The EVSE in the garage reports 27,159 kWh being consumed there, and according to my records, 21,100 kWh of that has gone into the Tesla with the balance on a previous EV.

View attachment 918101

View attachment 918102
Awesome! We're not quite at 100 Mwh yet, but close:
IMG_3920.PNG
 
If you opt to instead charge your vehicle overnight at 240V, you are effectively creating 5 kWh of zero-impact energy relative to your present behavior.
OK, odd this thread hasn't been updated in all this time, I have updated my app to control the car while it's plugged into 240 volts. Instead of having a 120v switch turning charging off and on I do it by asking the car to stop and start charging, but I am still consuming my own solar, so a lot of it is at low wattage as I am sharing with the rest of the house. I am sure in the WORLD of generated power I am doing a disservice to someone, but using my own power means I am only paying 7¢/kWh that the power company would pay me for that same power. This is about half of what if would cost at night if I had TOU. It seems the deck is stacked in favor of me doing it this way.

The way Tesla appears to be about to do it too:

 
OK, odd this thread hasn't been updated in all this time, I have updated my app to control the car while it's plugged into 240 volts.
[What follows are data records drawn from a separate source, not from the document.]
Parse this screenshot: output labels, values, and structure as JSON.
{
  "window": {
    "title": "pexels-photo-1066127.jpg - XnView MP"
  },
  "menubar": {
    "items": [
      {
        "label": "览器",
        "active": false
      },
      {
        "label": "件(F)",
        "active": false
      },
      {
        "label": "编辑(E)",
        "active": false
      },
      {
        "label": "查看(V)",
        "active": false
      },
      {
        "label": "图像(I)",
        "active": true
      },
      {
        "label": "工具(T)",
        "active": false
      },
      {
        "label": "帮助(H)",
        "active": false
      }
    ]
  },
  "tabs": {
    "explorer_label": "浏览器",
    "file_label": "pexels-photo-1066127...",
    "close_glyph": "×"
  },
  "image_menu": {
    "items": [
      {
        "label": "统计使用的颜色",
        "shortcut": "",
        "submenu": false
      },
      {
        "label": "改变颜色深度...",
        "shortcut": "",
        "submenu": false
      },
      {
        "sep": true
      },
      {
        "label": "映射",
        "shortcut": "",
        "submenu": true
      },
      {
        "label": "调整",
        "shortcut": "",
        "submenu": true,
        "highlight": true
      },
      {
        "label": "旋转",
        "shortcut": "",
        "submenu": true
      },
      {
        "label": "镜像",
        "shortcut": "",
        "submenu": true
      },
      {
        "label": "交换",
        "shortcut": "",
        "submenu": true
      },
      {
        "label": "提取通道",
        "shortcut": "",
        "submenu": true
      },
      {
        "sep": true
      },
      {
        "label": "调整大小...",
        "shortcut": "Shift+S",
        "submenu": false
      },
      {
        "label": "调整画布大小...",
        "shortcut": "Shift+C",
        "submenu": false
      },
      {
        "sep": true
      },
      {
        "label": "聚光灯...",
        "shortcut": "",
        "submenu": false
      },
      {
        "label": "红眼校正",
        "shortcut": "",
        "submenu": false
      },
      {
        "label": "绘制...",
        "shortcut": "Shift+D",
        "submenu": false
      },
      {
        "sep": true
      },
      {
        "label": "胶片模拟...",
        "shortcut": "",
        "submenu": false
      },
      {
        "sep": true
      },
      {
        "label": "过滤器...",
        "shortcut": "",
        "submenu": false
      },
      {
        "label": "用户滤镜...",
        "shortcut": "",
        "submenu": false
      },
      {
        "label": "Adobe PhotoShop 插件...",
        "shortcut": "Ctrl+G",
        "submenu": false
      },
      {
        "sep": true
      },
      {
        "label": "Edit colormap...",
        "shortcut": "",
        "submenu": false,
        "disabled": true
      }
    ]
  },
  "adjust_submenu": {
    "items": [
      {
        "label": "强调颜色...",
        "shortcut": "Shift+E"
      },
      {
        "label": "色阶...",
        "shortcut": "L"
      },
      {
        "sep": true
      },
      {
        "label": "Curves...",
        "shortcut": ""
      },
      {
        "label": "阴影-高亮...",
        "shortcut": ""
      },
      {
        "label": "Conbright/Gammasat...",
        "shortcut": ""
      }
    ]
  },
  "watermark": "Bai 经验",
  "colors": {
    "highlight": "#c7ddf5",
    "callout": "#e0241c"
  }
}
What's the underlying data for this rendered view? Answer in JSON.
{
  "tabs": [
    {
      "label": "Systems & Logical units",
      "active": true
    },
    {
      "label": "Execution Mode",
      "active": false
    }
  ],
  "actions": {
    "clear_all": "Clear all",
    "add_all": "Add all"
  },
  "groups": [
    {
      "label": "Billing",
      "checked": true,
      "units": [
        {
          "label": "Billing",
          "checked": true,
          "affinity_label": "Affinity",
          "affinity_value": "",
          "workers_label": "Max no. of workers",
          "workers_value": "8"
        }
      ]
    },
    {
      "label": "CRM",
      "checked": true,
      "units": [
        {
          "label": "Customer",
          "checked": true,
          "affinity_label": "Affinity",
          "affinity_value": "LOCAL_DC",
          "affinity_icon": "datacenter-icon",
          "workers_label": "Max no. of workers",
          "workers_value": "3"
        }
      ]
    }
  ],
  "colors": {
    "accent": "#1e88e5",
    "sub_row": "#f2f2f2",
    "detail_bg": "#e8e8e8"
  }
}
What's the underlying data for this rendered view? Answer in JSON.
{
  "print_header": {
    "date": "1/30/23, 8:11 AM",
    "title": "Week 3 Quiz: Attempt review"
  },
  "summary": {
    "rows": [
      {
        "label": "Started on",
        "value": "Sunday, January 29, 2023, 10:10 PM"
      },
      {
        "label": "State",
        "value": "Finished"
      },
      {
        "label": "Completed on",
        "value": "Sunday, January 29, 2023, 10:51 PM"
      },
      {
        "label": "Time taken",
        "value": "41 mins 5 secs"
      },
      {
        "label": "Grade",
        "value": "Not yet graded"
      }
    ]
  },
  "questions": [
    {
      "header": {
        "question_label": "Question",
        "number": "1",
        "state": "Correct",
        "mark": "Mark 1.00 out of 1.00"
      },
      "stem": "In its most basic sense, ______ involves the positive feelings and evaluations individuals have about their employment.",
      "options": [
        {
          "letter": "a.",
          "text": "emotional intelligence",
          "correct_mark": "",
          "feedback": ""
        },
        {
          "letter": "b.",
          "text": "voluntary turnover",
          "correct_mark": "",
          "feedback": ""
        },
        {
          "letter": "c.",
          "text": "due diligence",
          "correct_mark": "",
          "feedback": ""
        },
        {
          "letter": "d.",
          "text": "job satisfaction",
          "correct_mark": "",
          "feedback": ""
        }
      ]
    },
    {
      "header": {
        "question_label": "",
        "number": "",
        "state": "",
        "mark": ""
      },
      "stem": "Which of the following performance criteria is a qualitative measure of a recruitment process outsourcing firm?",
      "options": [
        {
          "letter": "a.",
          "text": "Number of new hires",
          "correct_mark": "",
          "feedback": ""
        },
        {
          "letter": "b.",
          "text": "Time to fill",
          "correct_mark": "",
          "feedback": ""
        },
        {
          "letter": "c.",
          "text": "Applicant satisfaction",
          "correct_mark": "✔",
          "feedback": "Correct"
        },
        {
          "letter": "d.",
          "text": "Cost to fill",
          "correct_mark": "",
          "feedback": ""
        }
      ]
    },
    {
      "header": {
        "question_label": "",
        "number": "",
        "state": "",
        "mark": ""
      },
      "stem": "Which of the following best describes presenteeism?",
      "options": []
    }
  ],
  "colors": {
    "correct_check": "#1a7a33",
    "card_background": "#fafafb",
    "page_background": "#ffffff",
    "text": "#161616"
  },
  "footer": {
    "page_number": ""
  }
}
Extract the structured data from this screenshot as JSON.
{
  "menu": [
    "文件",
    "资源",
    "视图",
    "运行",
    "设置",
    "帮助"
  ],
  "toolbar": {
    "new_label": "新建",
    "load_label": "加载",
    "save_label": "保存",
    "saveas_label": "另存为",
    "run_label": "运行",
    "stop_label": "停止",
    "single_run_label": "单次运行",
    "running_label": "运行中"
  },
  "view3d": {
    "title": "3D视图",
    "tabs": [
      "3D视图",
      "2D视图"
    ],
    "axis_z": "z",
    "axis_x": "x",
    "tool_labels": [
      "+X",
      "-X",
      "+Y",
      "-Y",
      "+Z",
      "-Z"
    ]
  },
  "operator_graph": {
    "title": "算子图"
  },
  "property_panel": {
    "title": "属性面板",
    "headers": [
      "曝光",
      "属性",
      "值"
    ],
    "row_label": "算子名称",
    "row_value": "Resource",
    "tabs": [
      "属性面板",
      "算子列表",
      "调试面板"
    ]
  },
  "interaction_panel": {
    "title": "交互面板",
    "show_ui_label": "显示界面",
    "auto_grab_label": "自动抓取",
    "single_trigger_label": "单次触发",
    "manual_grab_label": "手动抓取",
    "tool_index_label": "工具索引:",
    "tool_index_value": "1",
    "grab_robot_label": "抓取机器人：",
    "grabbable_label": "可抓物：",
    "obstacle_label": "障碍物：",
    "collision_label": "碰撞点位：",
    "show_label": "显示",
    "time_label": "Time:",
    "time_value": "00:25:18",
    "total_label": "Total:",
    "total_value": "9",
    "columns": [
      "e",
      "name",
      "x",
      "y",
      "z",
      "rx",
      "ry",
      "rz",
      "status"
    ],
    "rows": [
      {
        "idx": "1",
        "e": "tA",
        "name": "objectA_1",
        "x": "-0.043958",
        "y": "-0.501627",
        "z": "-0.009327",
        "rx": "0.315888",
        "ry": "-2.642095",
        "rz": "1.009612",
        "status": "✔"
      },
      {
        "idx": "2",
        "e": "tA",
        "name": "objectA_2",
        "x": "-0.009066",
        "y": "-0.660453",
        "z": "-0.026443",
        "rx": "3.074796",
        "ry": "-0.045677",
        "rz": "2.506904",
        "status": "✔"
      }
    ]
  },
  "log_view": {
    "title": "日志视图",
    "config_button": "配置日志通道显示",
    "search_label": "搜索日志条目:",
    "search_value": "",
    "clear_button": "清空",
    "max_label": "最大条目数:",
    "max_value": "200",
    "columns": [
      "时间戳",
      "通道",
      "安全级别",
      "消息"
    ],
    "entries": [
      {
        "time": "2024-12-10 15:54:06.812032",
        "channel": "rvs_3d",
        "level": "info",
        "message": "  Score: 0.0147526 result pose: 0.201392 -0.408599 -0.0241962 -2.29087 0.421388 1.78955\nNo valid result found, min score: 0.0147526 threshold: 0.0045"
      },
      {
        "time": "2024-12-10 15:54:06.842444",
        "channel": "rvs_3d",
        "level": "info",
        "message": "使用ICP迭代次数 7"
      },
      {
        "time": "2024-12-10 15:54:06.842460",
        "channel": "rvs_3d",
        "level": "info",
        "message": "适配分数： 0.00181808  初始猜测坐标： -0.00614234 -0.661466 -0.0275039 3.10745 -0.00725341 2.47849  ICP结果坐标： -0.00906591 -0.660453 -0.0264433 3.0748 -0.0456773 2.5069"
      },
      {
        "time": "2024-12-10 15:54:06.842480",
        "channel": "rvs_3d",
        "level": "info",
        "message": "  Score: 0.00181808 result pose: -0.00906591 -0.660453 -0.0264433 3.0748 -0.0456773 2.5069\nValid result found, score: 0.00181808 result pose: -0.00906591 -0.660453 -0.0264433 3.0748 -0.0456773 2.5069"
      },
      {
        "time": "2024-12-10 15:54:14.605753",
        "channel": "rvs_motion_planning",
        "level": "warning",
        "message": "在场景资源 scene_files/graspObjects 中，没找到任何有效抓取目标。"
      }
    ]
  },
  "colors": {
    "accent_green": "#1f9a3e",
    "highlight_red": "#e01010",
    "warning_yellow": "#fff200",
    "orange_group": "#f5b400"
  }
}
Instead of having a 120v switch turning charging off and on I do it by asking the car to stop and start charging, but I am still consuming my own solar, so a lot of it is at low wattage as I am sharing with the rest of the house. I am sure in the WORLD of generated power I am doing a disservice to someone, but using my own power means I am only paying 7¢/kWh that the power company would pay me for that same power. This is about half of what if would cost at night if I had TOU. It seems the deck is stacked in favor of me doing it this way.

The way Tesla appears to be about to do it too:


So, would non-Tesla solar systems be supported?
 
I used to do that, set a timer, but I kept getting clouds or foggy days so I wrote my app that allows it to respond to the actual solar generation and turn more devices on, the Tesla acts as my catchall as I can set it to charge from 2 to 40 amps, so after other devices come on I turn on the Tesla charging and it will grab the little bits of unused solar that would go to waste. Just got two Zendure 4.6kWh 'portable' batteries for $5,000 yesterday so that I can hopefully cover my night time usage by running outlets around my house off them and recharging them when the sun returns, at least for the next 6000 days (that's like 2039).
 
An update to my posts several years ago.

My solar arrays are a lot smaller than most and my data collection is daily pen and paper plus spreadsheet. Primitive by the standards here, I suppose. My first array was 700 watts installed in 2008. In 2012 I added another 1470 watts, total 2170 watts, once I had empirical data on how much energy my EV used:

EV Meter_20230317sf.jpg
^ I put a meter in to measure my EV charging back when I got my first EV in 2011. I've had my S-60 since March 2016:

Model S and fuel source1846cropsf 12-18-16.jpg

Over the years my two arrays have produced 38,499 kWh, through yesterday, and I have put 21,864 kWh in my EVs. Most of the rest was used to run my house, although I have a credit balance with my power co-op of about 700 kWh. Haven't paid an electric bill since 2012, save for the monthly service charge, currently about $23. That may change soon since the power co-op plans to start reconciling customer renewable energy production once a year at the end of March.

It has been a cloudy, snowy winter so solar has been down in recent months. My credit balance has been falling steadily!